Indications for VATS include

  • Correction of spontaneous primary pneumothorax

  • Bullectomy and lung volume reduction surgery in emphysema

  • Wedge resection

  • Lung parenchymal biopsy

  • In some medical centers, lobectomy and even pneumonectomy

Less common indications for VATS are excision of benign mediastinal masses; biopsy and staging of esophageal cancer; sympathectomy for severe hyperhidrosis or causalgia; and repair of traumatic injuries to the lung, pleura, and diaphragm.


Contraindications are the same as those for thoracentesis.

An absolute contraindication is

  • Adhesive obliteration of the pleural space

Biopsy is relatively contraindicated in patients with highly vascular cancers, severe pulmonary hypertension, and severe bullous lung disease.


Although some pulmonologists do pleuroscopy, VATS is done by thoracic surgeons. Both procedures are similar to chest tube insertion; a trocar is inserted into an intercostal space through a skin incision, through which a thoracoscope is inserted. Additional incisions permit the use of video cameras and accessory instruments.

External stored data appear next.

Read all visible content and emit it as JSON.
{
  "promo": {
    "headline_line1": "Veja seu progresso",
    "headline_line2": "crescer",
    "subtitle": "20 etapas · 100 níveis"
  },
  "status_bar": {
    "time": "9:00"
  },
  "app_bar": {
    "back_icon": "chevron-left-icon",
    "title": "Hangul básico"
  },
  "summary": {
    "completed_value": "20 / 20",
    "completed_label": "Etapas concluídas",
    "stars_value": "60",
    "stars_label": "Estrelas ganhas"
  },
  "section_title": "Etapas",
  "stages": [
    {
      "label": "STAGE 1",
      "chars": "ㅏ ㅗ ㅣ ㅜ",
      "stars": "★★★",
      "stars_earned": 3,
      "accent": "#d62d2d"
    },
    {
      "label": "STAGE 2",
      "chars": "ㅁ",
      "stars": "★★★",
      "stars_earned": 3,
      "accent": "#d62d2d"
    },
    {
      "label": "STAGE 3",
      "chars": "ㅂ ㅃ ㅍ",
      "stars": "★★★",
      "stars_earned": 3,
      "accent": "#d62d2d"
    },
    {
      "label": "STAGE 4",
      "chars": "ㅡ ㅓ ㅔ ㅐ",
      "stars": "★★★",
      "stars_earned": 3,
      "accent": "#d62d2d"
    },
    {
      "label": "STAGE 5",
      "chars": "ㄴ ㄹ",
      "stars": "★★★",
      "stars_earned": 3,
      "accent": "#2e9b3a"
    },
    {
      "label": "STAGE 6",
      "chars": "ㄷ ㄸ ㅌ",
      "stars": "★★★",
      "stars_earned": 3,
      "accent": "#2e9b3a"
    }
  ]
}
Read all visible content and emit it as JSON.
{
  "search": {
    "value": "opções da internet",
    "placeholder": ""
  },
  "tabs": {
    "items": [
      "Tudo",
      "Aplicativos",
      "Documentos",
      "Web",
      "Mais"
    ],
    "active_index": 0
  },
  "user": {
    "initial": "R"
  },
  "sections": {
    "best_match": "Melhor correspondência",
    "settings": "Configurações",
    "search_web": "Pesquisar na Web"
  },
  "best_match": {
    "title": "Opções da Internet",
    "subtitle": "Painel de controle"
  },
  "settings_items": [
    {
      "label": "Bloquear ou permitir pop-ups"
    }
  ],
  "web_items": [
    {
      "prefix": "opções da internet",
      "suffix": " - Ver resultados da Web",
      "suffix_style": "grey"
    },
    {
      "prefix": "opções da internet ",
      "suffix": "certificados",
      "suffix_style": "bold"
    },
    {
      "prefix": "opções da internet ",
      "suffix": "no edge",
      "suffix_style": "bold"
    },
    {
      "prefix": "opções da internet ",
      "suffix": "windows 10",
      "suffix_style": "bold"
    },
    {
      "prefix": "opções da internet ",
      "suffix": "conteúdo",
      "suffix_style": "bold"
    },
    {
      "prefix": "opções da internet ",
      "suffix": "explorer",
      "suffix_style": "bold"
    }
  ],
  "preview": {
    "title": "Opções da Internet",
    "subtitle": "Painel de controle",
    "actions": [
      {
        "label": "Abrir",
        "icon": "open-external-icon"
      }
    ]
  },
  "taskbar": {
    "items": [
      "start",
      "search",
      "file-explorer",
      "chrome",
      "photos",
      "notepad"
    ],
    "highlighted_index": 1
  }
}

After thoracoscopy, a chest tube is usually required for 1 to 2 days.


Complications are similar to those of thoracentesis and include

  • Postprocedural fever (16%)

  • Pleural tears causing air leak (2%) and/or subcutaneous emphysema (2%)

Serious but rare complications include

  • Hemorrhage

  • Lung perforation

  • Gas embolism

Patients are also at risk of the complications of general anesthesia.